Since none of the senators or representatives who gave the bill a thumbs-up or thumbs-down actually read it before doing so and hence were a bit cloudy on what it really contained, to say nothing of what effect it might have, their comments were more than usually uninformative. Nonetheless, since the pharmaceutical industry, which has many virtues but altruism is not salient among them, was one of the unacknowledged architects of the new law, we feel safe in hazarding the measure will do it no harm.

But investors are sour on Merck, so last week, it had to stand out in the cold, its face pressed to the window, enviously watching the other drug stocks whoop it up. As if things weren't bad enough, The Wall Street Journal on Friday ran a front-page feature on the company, which was one long tale of woe. And undeniably, Merck has had some punk luck lately: Two of its presumed promising drugs in late-stage development -- one for treating diabetes and the other for depression -- were withdrawn in just a matter of weeks.

What we learned from the Journal story was that the Street's knock on Merck, punk luck aside, is that the company retains a heavy commitment to research, has implicit trust in its scientists, shuns gussying up old drugs in new guises and isn't eager to merge with Schering-Plough. All of which we perversely find quite admirable.
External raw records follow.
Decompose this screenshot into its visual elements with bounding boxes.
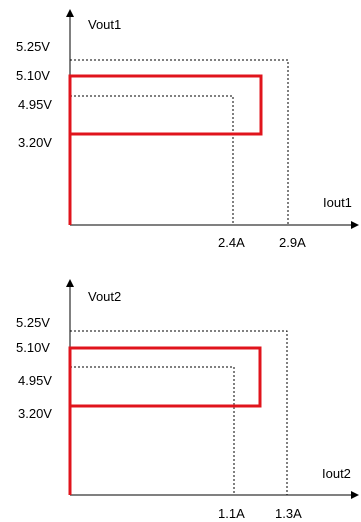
- x-tick-label: 2.4A: [218, 235, 245, 250]
- y-tick-label: 4.95V: [18, 97, 52, 112]
- y-tick-label: 4.95V: [18, 373, 52, 388]
- min-voltage-limit-line: [70, 95, 234, 225]
- ocp-curve: [68, 346, 262, 495]
- y-tick-label: 5.25V: [16, 39, 50, 54]
- y-tick-label: 3.20V: [18, 135, 52, 150]
- x-tick-label: 1.1A: [218, 506, 245, 521]
- x-axis-label: Iout1: [323, 195, 352, 210]
- y-axis-label: Vout1: [88, 17, 121, 32]
- y-axis-label: Vout2: [88, 289, 121, 304]
- y-tick-label: 5.25V: [16, 315, 50, 330]
- x-tick-label: 2.9A: [279, 235, 306, 250]
- panel-2: Vout2 5.25V 5.10V 4.95V 3.20V Iout2 1.1A…: [16, 279, 359, 521]
- panel-1: Vout1 5.25V 5.10V 4.95V 3.20V Iout1 2.4A…: [16, 9, 359, 250]
- max-voltage-limit-line: [70, 330, 288, 495]
- x-axis-label: Iout2: [322, 466, 351, 481]
- y-tick-label: 3.20V: [18, 406, 52, 421]
- y-tick-label: 5.10V: [16, 340, 50, 355]
- ocp-curve: [68, 74, 263, 225]
- x-tick-label: 1.3A: [275, 506, 302, 521]
- min-voltage-limit-line: [70, 366, 235, 495]
- max-voltage-limit-line: [70, 59, 289, 225]
- y-tick-label: 5.10V: [16, 68, 50, 83]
It's a rare drug company that doesn't hit a rough patch and incur Wall Street's displeasure. But, after perusing the Journal story, which, incidentally, was a neat job of describing why everyone's so down on Merck, and leafing through analysts' reports (most of them less than enthusiastic), the company's third-quarter report and the transcript of the conference call that followed its release, we think Merck's a buy.

The stock's selling at 40 and change, just about its lowest price in six years and its meagerest multiple in eight. It's also at less than half the highs reached a scant few years ago, when it traded in the mid-90s. Yet, even though you'd never know it listening to the growling and howling from the peanut gallery, the company's not going out of business, its balance sheet is healthy, it's still earning money and quite a bit of it, and its pipeline of drugs, believe it or not, is not empty.

The estimates for this year run $2.90-$2.95 and maybe $3, a bit more, for next. That gives Merck a P/E of around 13, the lowest among the top dozen drug producers, most of which sport multiples at least twice as large. Without blinking recent research stumbles or the fact that one of its major formulations is slated to come off patent in 2006, the company boasts some likely-looking products on tap, notably a cervical cancer vaccine now in Phase III trials that Tim Anderson, Prudential's analyst, says could be a $3 billion number and hit the market sooner than expected.

In any case, whatever happened to the notion of buying stocks when they're down? That went out of fashion, we supposed, about the same time the idea of investigating before you invest did."